Haller, 28, revealed he spends ‘five days at a time at the hospital, where I am hooked up 24/7’ and cannot get out of bed while the treatment is injected. He then has a two-week rest period. 

‘That’s one phase, and I have to do that four times,’ he told UEFA. 

‘Four phases of chemotherapy lasting roughly three weeks each. After that, depending on how my cancer is progressing and how it is spreading, I may be forced to undergo surgery. 

‘A lot of people are asking me when I will be back, but there’s a lot to take into account so it’s hard to give them a straight answer.’

He was expected to be out of action for ‘several months’ but said in a positive update on his treatment that he had a ‘timescale in mind’ for his return.


‘I’m lucky enough to feel well,’ he added. ‘I am physically able to work, I feel fine from both a mental and a physical point of view, which is of course helpful to fight this disease. I have a timescale in mind. 


‘If I’m lucky enough not to need surgery, things can go very quickly. 


‘Three weeks after the final phase, checks are made to see what stage the metastasis is at, and whether you require surgery or not. If I don’t need an operation, with the way I train, I’d like to think that I will be in good condition at the end of those three weeks.’


Haller received the diagnosis shortly after signing for Dortmund for £31m in July following an impressive 2021-22 season which saw him score 34 goals in all competitions. 


He is yet to make his debut for the Bundesliga giants but remained upbeat about his condition. 


‘One of the first things I told myself was: “OK, it’s happened to me.
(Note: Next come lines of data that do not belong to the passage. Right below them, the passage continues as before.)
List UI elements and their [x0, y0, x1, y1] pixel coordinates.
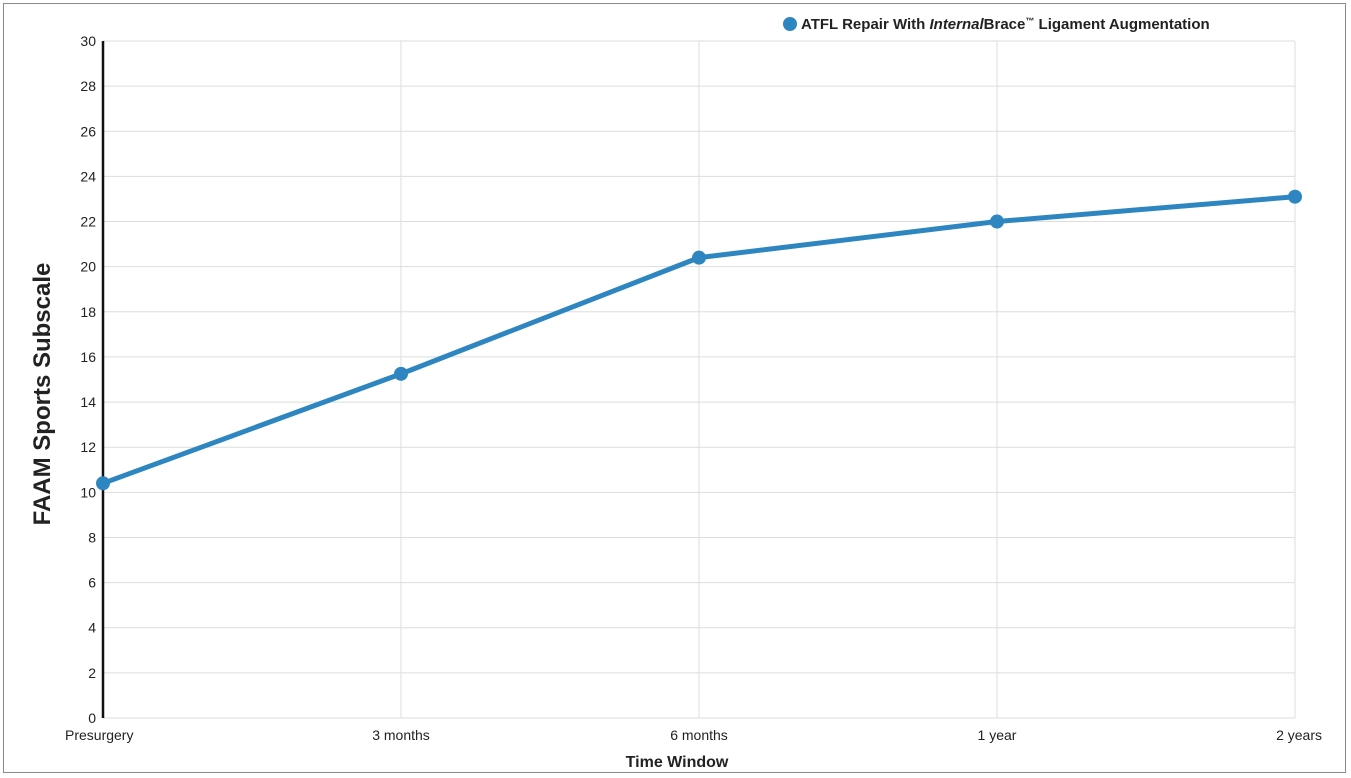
- y-tick-label: 24: [80, 168, 96, 184]
- y-tick-label: 0: [88, 710, 96, 726]
- y-tick-label: 20: [80, 259, 96, 275]
- axes: [101, 41, 1295, 719]
- y-tick-label: 22: [80, 214, 96, 230]
- y-tick-label: 14: [80, 394, 96, 410]
- x-tick-label: 6 months: [670, 727, 728, 743]
- x-tick-labels: Presurgery 3 months 6 months 1 year 2 years: [65, 727, 1322, 743]
- y-tick-label: 6: [88, 575, 96, 591]
- x-tick-label: Presurgery: [65, 727, 133, 743]
- y-tick-label: 26: [80, 123, 96, 139]
- data-point: [990, 214, 1004, 229]
- y-tick-label: 30: [80, 33, 96, 49]
- y-tick-label: 16: [80, 349, 96, 365]
- x-tick-label: 2 years: [1276, 727, 1322, 743]
- y-axis-title: FAAM Sports Subscale: [29, 263, 56, 526]
- y-tick-label: 2: [88, 665, 96, 681]
- data-point: [96, 476, 110, 491]
- x-tick-label: 3 months: [372, 727, 430, 743]
- data-point: [1288, 189, 1302, 204]
- y-tick-label: 12: [80, 439, 96, 455]
- x-axis-title: Time Window: [626, 754, 729, 771]
- legend-marker: [783, 17, 797, 31]
- y-tick-label: 18: [80, 304, 96, 320]
- grid-lines: [103, 40, 1296, 718]
- y-tick-label: 4: [88, 620, 96, 636]
- data-points: [96, 189, 1302, 491]
- legend-label: ATFL Repair With InternalBrace™ Ligament…: [801, 16, 1210, 33]
- x-tick-label: 1 year: [978, 727, 1017, 743]
- y-tick-label: 8: [88, 529, 96, 545]
- data-point: [692, 250, 706, 265]
- y-tick-label: 28: [80, 78, 96, 94]
- y-tick-label: 10: [80, 484, 96, 500]
- legend: ATFL Repair With InternalBrace™ Ligament…: [783, 16, 1210, 33]
- data-point: [394, 366, 408, 381]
I am going to do everything to be good mentally and physically”. I was a spoiled child; I never had any worries,’ Haller said.

‘This is the first big ordeal I had to face. Some people start their lives like that. I was lucky that it came later in my life so I can’t complain. 

‘It’s a challenge, a huge challenge, and the fact that you were able to overcome it means that you’re a warrior, you’re strong; this little piece of flesh, of your body missing, mustn’t destroy your self-confidence, instead it shows how much stronger and bigger you are as a person.’

Speaking in August about how his family reacted to the news, Haller admitted that his mother had struggled to come to terms with his diagnosis. 


‘My wife was in shock, but she could deal with it. But.. my mom.. it wasn’t the same, because mothers are mothers,’ Haller said in an interview with ESPN.


‘I called my brothers and sisters to make sure they will be there for her, so that she wouldn’t feel alone. This is what I have done.’